To do so, a claim should clearly set out what factual events have led to a delay or a financial loss and make a statement as to why the employer is responsible for these events. The next step is to show that each of these events is covered by the contract, and that any stipulations for making the claim that are contained in the contract have been complied with, such as time limits for making a claim. The next step is to show a strong causal link between the events complained of and the delay or financial loss. If there are a number of events leading to loss, then ideally, each event will be apportioned its share of the loss that it has caused, and this will be backed up by contemporary documentary evidence. However, if this is not possible, then groups of events can be claimed to have caused larger loss amounts. The risk of this is that any single events that are not adequately substantiated will be thrown out, and the claim will only succeed if the remaining events, for which there is adequate evidence adduced, are sufficient to justify the entire sum being claimed. As the first case study showed however, the courts are willing to take a proactive approach to finding out what parts of a claim have been adequately substantiated.

As the first case study noted, it is generally accepted that when all of the causes of disruption listed in a schedule are completely the responsibility of the employer, then it is not necessary to apportion the costs of each delay, as in any event, the employer is liable for them. In such cases, a claim like the one set out in the first case study, which was a global claim, will be permitted. In that instance however, Laing only accepted responsibility for some of the causes, and argued that Doyle was responsible for others. This meant there was a need to apportion the cost of each delay between the parties, to allocate responsibility for the financial cost of the delay. Laing also argued that because of the way in which the claim had been framed, that is, a global claim, such apportionment was impossible.
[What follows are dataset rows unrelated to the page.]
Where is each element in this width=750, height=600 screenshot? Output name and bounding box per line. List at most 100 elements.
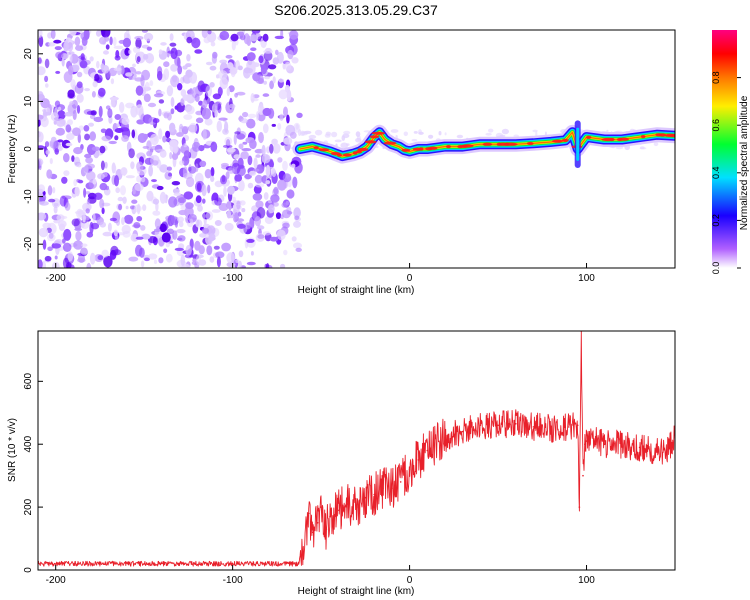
noise-blob	[148, 253, 158, 260]
noise-blob	[48, 42, 56, 47]
noise-blob	[171, 181, 181, 186]
noise-blob	[219, 30, 230, 41]
noise-blob	[237, 223, 246, 229]
ridge-hotspot	[313, 146, 319, 150]
noise-blob	[205, 61, 213, 66]
noise-blob	[89, 252, 96, 265]
noise-blob	[73, 179, 78, 187]
noise-blob	[51, 136, 57, 142]
noise-blob	[44, 58, 50, 69]
noise-blob	[159, 223, 167, 233]
noise-blob	[263, 80, 267, 85]
noise-blob	[233, 133, 237, 145]
noise-blob	[267, 204, 275, 214]
noise-blob	[113, 67, 122, 72]
noise-blob	[210, 167, 215, 177]
noise-blob	[284, 84, 290, 93]
colorbar-ticks: 0.0 0.2 0.4 0.6 0.8	[711, 71, 741, 274]
noise-blob	[80, 247, 88, 255]
noise-blob	[210, 141, 218, 153]
noise-blob	[55, 51, 64, 59]
noise-blob	[74, 227, 83, 231]
noise-blob	[265, 164, 271, 177]
noise-blob	[121, 217, 125, 226]
colorbar-label: Normalized spectral amplitude	[739, 95, 750, 230]
noise-blob	[158, 257, 164, 264]
noise-blob	[77, 258, 86, 263]
noise-blob	[261, 144, 266, 157]
noise-blob	[247, 113, 257, 118]
noise-blob	[287, 49, 294, 60]
noise-blob	[81, 243, 88, 247]
snr-point	[665, 452, 667, 455]
noise-blob	[149, 133, 159, 146]
noise-blob	[293, 207, 301, 219]
noise-blob	[174, 247, 184, 251]
halo-blob	[331, 131, 338, 138]
noise-blob	[110, 245, 119, 256]
noise-blob	[130, 161, 135, 170]
noise-blob	[194, 93, 200, 103]
noise-blob	[249, 139, 257, 150]
snr-plot-area	[38, 331, 675, 567]
noise-blob	[40, 98, 50, 109]
noise-blob	[185, 105, 195, 115]
noise-blob	[201, 30, 208, 39]
noise-blob	[252, 193, 263, 201]
noise-blob	[224, 136, 233, 146]
noise-blob	[38, 57, 42, 64]
noise-blob	[48, 232, 54, 239]
noise-blob	[166, 85, 174, 97]
noise-blob	[128, 256, 139, 262]
bottom-y-axis: 0 200 400 600	[23, 373, 43, 573]
noise-blob	[92, 178, 97, 185]
noise-blob	[125, 72, 133, 77]
noise-blob	[50, 30, 56, 40]
noise-blob	[255, 233, 265, 242]
noise-blob	[263, 49, 273, 54]
noise-blob	[71, 218, 80, 227]
noise-blob	[264, 215, 274, 225]
noise-blob	[77, 179, 84, 184]
noise-blob	[107, 222, 112, 232]
noise-blob	[135, 104, 144, 116]
noise-blob	[158, 108, 162, 117]
noise-blob	[45, 150, 50, 155]
noise-blob	[151, 179, 157, 183]
noise-blob	[230, 33, 239, 42]
noise-blob	[174, 105, 179, 110]
noise-blob	[141, 233, 151, 240]
noise-blob	[283, 249, 288, 256]
noise-blob	[202, 198, 206, 204]
noise-blob	[266, 263, 270, 268]
ridge-hotspot	[419, 147, 424, 151]
noise-blob	[42, 222, 52, 229]
noise-blob	[219, 59, 228, 64]
noise-blob	[237, 65, 243, 71]
snr-point	[461, 430, 464, 433]
colorbar-tick-label: 0.2	[711, 214, 721, 227]
halo-blob	[535, 131, 538, 137]
noise-blob	[162, 135, 167, 143]
noise-blob	[238, 250, 244, 258]
ridge-hotspot	[383, 141, 397, 145]
x-tick-label: -100	[223, 575, 243, 586]
x-tick-label: 100	[578, 273, 595, 284]
noise-blob	[99, 198, 105, 209]
noise-blob	[76, 71, 83, 78]
noise-blob	[238, 143, 244, 150]
ridge-hotspot	[503, 142, 518, 146]
noise-blob	[263, 192, 269, 200]
noise-blob	[182, 166, 188, 178]
noise-blob	[238, 164, 245, 169]
colorbar-tick-label: 0.0	[711, 262, 721, 275]
noise-blob	[234, 174, 243, 182]
noise-blob	[205, 211, 214, 221]
snr-point	[417, 459, 420, 461]
snr-point	[391, 487, 393, 490]
noise-blob	[159, 164, 169, 173]
noise-blob	[170, 47, 178, 60]
halo-blob	[456, 134, 464, 139]
noise-blob	[128, 148, 135, 159]
noise-blob	[226, 147, 236, 153]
The court stated that it would adopt a common sense approach. It noted that while it was risky to submit a global claim without any attempt to apportion responsibility for each event, the court would nevertheless look at all of the evidence that was placed in front of it, and come up with a reasonable allocation of each party’s responsibility for the complicated mix of concurrent delays that were being argued. In his judgment, Lord Drummond Young stated,

‘it is… clear that if a global claim is to succeed, whether it is a total cost claim or not, the contractor must eliminate from the causes of his loss and expense all matters that are not the responsibility of the employer.’

In short therefore, the best advice is that the contractor needs to have contemporaneous documentary evidence supporting all aspects of his claim. The greater the detail of the evidence, the ability of each breach to be causally linked to the loss, and the ability to apportion each part of the loss to each individual breach of contract by the employer, the better the claim will be received by the courts and the more likely the claim is to be successful.